US 12,105,174 B2
Technique for determining a cardiac metric from CMR images
Puneet Sharma, Princeton Junction, NJ (US); and Lucian Mihai Itu, Brasov (RO)
Assigned to Siemens Healthineers AG, Forchheim (DE)
Filed by SIEMENS HEALTHINEERS AG, Forchheim (DE)
Filed on Aug. 27, 2021, as Appl. No. 17/446,223.
Claims priority of application No. 20465558 (EP), filed on Sep. 17, 2020.
Prior Publication US 2022/0082647 A1, Mar. 17, 2022
Int. Cl. G01R 33/563 (2006.01); G01R 33/567 (2006.01); G06N 3/08 (2023.01)
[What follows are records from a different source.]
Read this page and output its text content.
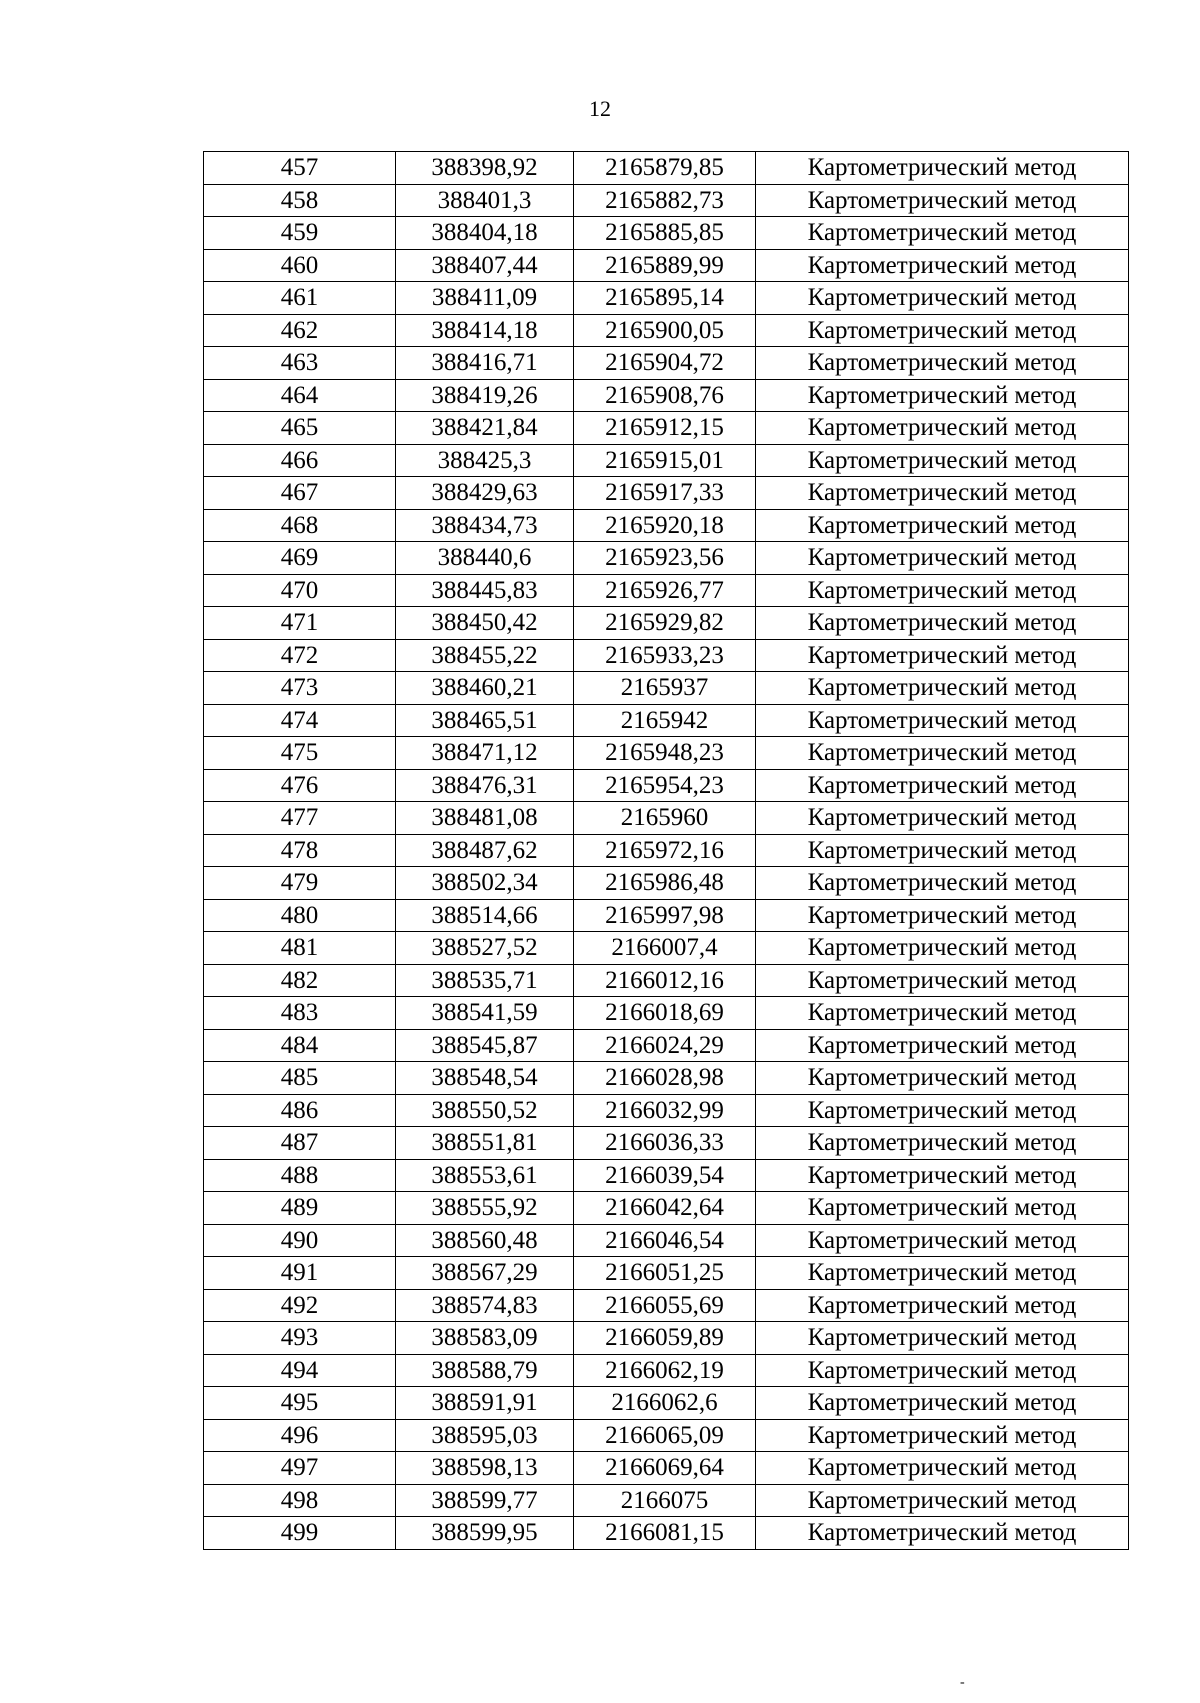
12
457	388398,92	2165879,85	Картометрический метод
458	388401,3	2165882,73	Картометрический метод
459	388404,18	2165885,85	Картометрический метод
460	388407,44	2165889,99	Картометрический метод
461	388411,09	2165895,14	Картометрический метод
462	388414,18	2165900,05	Картометрический метод
463	388416,71	2165904,72	Картометрический метод
464	388419,26	2165908,76	Картометрический метод
465	388421,84	2165912,15	Картометрический метод
466	388425,3	2165915,01	Картометрический метод
467	388429,63	2165917,33	Картометрический метод
468	388434,73	2165920,18	Картометрический метод
469	388440,6	2165923,56	Картометрический метод
470	388445,83	2165926,77	Картометрический метод
471	388450,42	2165929,82	Картометрический метод
472	388455,22	2165933,23	Картометрический метод
473	388460,21	2165937	Картометрический метод
474	388465,51	2165942	Картометрический метод
475	388471,12	2165948,23	Картометрический метод
476	388476,31	2165954,23	Картометрический метод
477	388481,08	2165960	Картометрический метод
478	388487,62	2165972,16	Картометрический метод
479	388502,34	2165986,48	Картометрический метод
480	388514,66	2165997,98	Картометрический метод
481	388527,52	2166007,4	Картометрический метод
482	388535,71	2166012,16	Картометрический метод
483	388541,59	2166018,69	Картометрический метод
484	388545,87	2166024,29	Картометрический метод
485	388548,54	2166028,98	Картометрический метод
486	388550,52	2166032,99	Картометрический метод
487	388551,81	2166036,33	Картометрический метод
488	388553,61	2166039,54	Картометрический метод
489	388555,92	2166042,64	Картометрический метод
490	388560,48	2166046,54	Картометрический метод
491	388567,29	2166051,25	Картометрический метод
492	388574,83	2166055,69	Картометрический метод
493	388583,09	2166059,89	Картометрический метод
494	388588,79	2166062,19	Картометрический метод
495	388591,91	2166062,6	Картометрический метод
496	388595,03	2166065,09	Картометрический метод
497	388598,13	2166069,64	Картометрический метод
498	388599,77	2166075	Картометрический метод
499	388599,95	2166081,15	Картометрический метод
-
CPC G01R 33/56366 (2013.01) [G01R 33/567 (2013.01); G06N 3/08 (2013.01)] 24 Claims
OG exemplary drawing
 
1. A neural network system for determining at least two cardiac metrics from cardiac magnetic resonance (CMR) images, the neural network system comprising:
an input layer configured to receive at least one CMR image representative of a rest perfusion state and at least one CMR image representative of a stress perfusion state; and
an output layer configured to output at least two different cardiac metrics based on the at least one CMR image representative of the rest perfusion state and the at least one CMR image representative of the stress perfusion state,
wherein the neural network system with interconnections between the input layer and the output layer is trained by multi-task learning using a plurality of datasets, each of the datasets comprising an instance of the at least one CMR image representative of the rest perfusion state and the at least one CMR image representative of the stress perfusion state for the input layer and the at least two different cardiac metrics for the output layer,
wherein the neural network system comprises at least two sub-networks corresponding to the at least two different cardiac metrics, and
wherein the interconnections comprise cross-connections between the at least two sub-networks at the input layer and/or at least one hidden layer between the input layer and the output layer.